Mais uma Live “DM em Campo” foi ao ar com a participação dos especialistas em solo Dorotéia Ferreira e Eduardo Cancellier. A mediação foi feita pelo coordenador de desenvolvimento de mercado da Fertiláqua, Caio Alves. O tema desta edição foi “Evolução da fertilidade do solo: Integração do sistema”.

Dorotéia iniciou traçando uma linha do tempo desde o início das análises de solo, por volta de 1889. No cerrado brasileiro, os primeiros experimentos datam de 1900, quando testaram tratamentos com fontes de nutrientes e mediu-se o desenvolvimento da planta e a produção. Nas décadas de 60 e 70, foram iniciados os programas para avaliar as formas analíticas, e as análises de tecido vegetal e de foliar são dos anos 80.

O Brasil por ser muito diversificado apresenta uma mescla de solos em seu território e por isso cresceu a necessidade de manejo de solo e de entender quais tecnologias podem ser inseridas nele. “O sul, com sua temperatura mais amena, retarda a decomposição acelerada de resíduos e, sendo pioneiro em Plantio Direto, soube construir a fertilidade. No cerrado, foi necessária a abertura de ambientes, e com isso fez-se adubação e calagem, uma vez que se sabia que a restrição era química, pois são solos bem profundos e drenados, porém naquele momento com equilíbrio biológico. E na região de nordeste, semiárida, a genética dos solos não ajudam muito, mas colocando água e trabalhando o manejo, a planta responde”, explica Dorotéia.

Já os trabalhos em calagem e adubação datam do fim da década 70. Segundo Eduardo, a calagem deve ser a primeira ação a se utilizar, pois a partir do momento em que se realiza a correção da acidez do solo, se melhora a disponibilidade de diversos nutrientes.
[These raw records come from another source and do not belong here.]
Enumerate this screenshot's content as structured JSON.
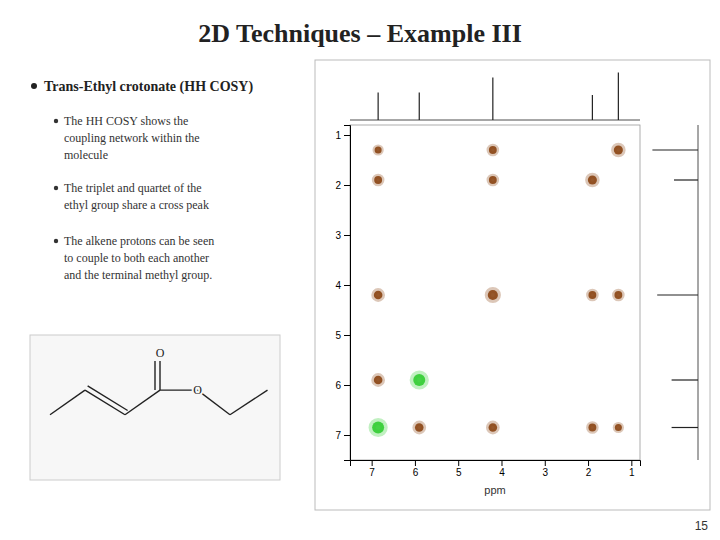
{
  "chart_data": [
    {
      "type": "scatter",
      "title": "2D Techniques – Example III",
      "annotations": [
        "Trans-Ethyl crotonate (HH COSY)",
        "The HH COSY shows the\ncoupling network within the\nmolecule",
        "The triplet and quartet of the\nethyl group share a cross peak",
        "The alkene protons can be seen\nto couple to both each another\nand the terminal methyl group.",
        "O",
        "O",
        "15"
      ],
      "xlabel": "ppm",
      "x": [
        6.85,
        6.85,
        5.9,
        5.9,
        4.2,
        4.2,
        6.85,
        1.9,
        1.3,
        1.9,
        4.2,
        1.3,
        4.2,
        1.9,
        6.85,
        1.3,
        6.85
      ],
      "values": [
        6.85,
        5.9,
        6.85,
        5.9,
        4.2,
        6.85,
        4.2,
        1.9,
        1.3,
        4.2,
        1.9,
        4.2,
        1.3,
        6.85,
        1.9,
        6.85,
        1.3
      ],
      "sizes": [
        35,
        18,
        18,
        35,
        25,
        18,
        18,
        20,
        20,
        15,
        15,
        15,
        15,
        15,
        15,
        12,
        12
      ],
      "colors": [
        "#32CD32",
        "#8B4513",
        "#8B4513",
        "#32CD32",
        "#8B4513",
        "#8B4513",
        "#8B4513",
        "#8B4513",
        "#8B4513",
        "#8B4513",
        "#8B4513",
        "#8B4513",
        "#8B4513",
        "#8B4513",
        "#8B4513",
        "#8B4513",
        "#8B4513"
      ],
      "xlim": [
        7.5,
        0.8
      ],
      "ylim": [
        7.5,
        0.8
      ],
      "xticks": [
        7,
        6,
        5,
        4,
        3,
        2,
        1
      ],
      "yticks": [
        7,
        6,
        5,
        4,
        3,
        2,
        1
      ],
      "grid": false
    },
    {
      "type": "stem",
      "x": [
        6.85,
        5.9,
        4.2,
        1.9,
        1.3
      ],
      "values": [
        0.55,
        0.55,
        0.85,
        0.5,
        0.95
      ],
      "xlim": [
        7.5,
        0.8
      ],
      "ylim": [
        0,
        1
      ],
      "tick_labels": false
    }
  ]
}
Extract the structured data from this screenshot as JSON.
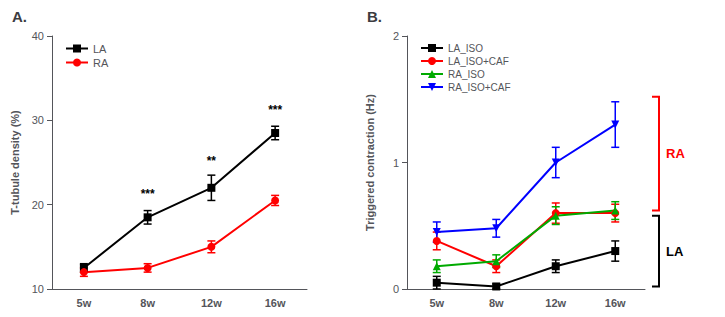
{
  "chart_data": [
    {
      "type": "line",
      "title": "A.",
      "ylabel": "T-tubule density (%)",
      "categories": [
        "5w",
        "8w",
        "12w",
        "16w"
      ],
      "ylim": [
        10,
        40
      ],
      "yticks": [
        10,
        20,
        30,
        40
      ],
      "grid": false,
      "legend": "upper left",
      "series": [
        {
          "name": "LA",
          "color": "#000000",
          "marker": "square",
          "values": [
            12.5,
            18.5,
            22.0,
            28.5
          ],
          "yerr": [
            0.5,
            0.8,
            1.5,
            0.8
          ]
        },
        {
          "name": "RA",
          "color": "#ff0000",
          "marker": "circle",
          "values": [
            12.0,
            12.5,
            15.0,
            20.5
          ],
          "yerr": [
            0.5,
            0.5,
            0.7,
            0.6
          ]
        }
      ],
      "annotations": [
        {
          "x": "8w",
          "y": 20.5,
          "text": "***"
        },
        {
          "x": "12w",
          "y": 24.5,
          "text": "**"
        },
        {
          "x": "16w",
          "y": 30.5,
          "text": "***"
        }
      ]
    },
    {
      "type": "line",
      "title": "B.",
      "ylabel": "Triggered contraction (Hz)",
      "categories": [
        "5w",
        "8w",
        "12w",
        "16w"
      ],
      "ylim": [
        0,
        2.0
      ],
      "yticks": [
        0,
        1,
        2
      ],
      "grid": false,
      "legend": "upper left",
      "series": [
        {
          "name": "LA_ISO",
          "color": "#000000",
          "marker": "square",
          "values": [
            0.05,
            0.02,
            0.18,
            0.3
          ],
          "yerr": [
            0.05,
            0.02,
            0.05,
            0.08
          ]
        },
        {
          "name": "LA_ISO+CAF",
          "color": "#ff0000",
          "marker": "circle",
          "values": [
            0.38,
            0.18,
            0.6,
            0.6
          ],
          "yerr": [
            0.07,
            0.05,
            0.08,
            0.07
          ]
        },
        {
          "name": "RA_ISO",
          "color": "#00aa00",
          "marker": "triangle_up",
          "values": [
            0.18,
            0.22,
            0.58,
            0.62
          ],
          "yerr": [
            0.05,
            0.05,
            0.07,
            0.07
          ]
        },
        {
          "name": "RA_ISO+CAF",
          "color": "#0000ff",
          "marker": "triangle_down",
          "values": [
            0.45,
            0.48,
            1.0,
            1.3
          ],
          "yerr": [
            0.08,
            0.07,
            0.12,
            0.18
          ]
        }
      ],
      "brackets": [
        {
          "label": "RA",
          "y_top": 1.52,
          "y_bottom": 0.62,
          "color": "#ff0000"
        },
        {
          "label": "LA",
          "y_top": 0.58,
          "y_bottom": 0.02,
          "color": "#000000"
        }
      ]
    }
  ]
}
A análise de solo é um artifício criado para tentar imitar o que a planta faz. Nem a melhor análise de solo no mundo é tão boa quanto o que a planta nos ‘fala’, com relação a fertilidade do solo. “Todo conhecimento veio sendo construído e tabelado. Porém, o nível de manejo aprimorou-se tanto que se precisa renovar o trabalho. Ainda nos prendemos na análise tradicional do solo. A ciência já tem novos conceitos, métodos e formas de ver o solo, mas ainda por padronização, tem dificuldade de adotar novas ferramentas”, comenta o especialista.

Uma das novas formas adotadas por agricultores atualmente é o sistema de integração, mas, de acordo com Dorotéia, é um trabalho ainda pontual e que necessita ir para grandes áreas: “Nele, quando há mudança de cultura, trabalha-se a adubação de manutenção, repõe o que a planta extraiu, e aproveita-se outras fontes de fornecer nutrientes para planta. Integra os componentes do sistema, física, química e biologia”.

Para um solo de qualidade, um dos pontos a se observar é a disponibilidade de nutrientes. Os ácidos orgânicos, provenientes da decomposição de matéria orgânica e presente nos produtos a base de ácidos húmicos e fúlvicos, são complexantes naturais e ajudam na movimentação de alguns nutrientes, como cálcio, potássio e magnésio. Os nutrientes que possam estar com baixa disponibilidade no solo podem ser complexados por moléculas orgânicas e ter sua disponibilidade aumentada para absorção da planta. Mas, os especialistas destacam que não basta só ter o nutriente no solo, tem que se preocupar em como será disponibilizado para a planta.

Além disso, outros fatores interferem para que a fertilidade seja voltada para a planta e garanta a produtividade: componentes que atuam no sistema como um todo, favorecendo disponibilidade de nutrientes, desenvolvimento radicular, ativação biológica e a proteção de plantas.

“Lavouras de alta produtividade devem ter como base o perfil de solo bem corrigido em termos de acidez e de alta disponibilidade de cálcio em profundidade para não impedir o crescimento do sistema radicular, com equilíbrio na relação cálcio, magnésio e potássio”, afirma Eduardo.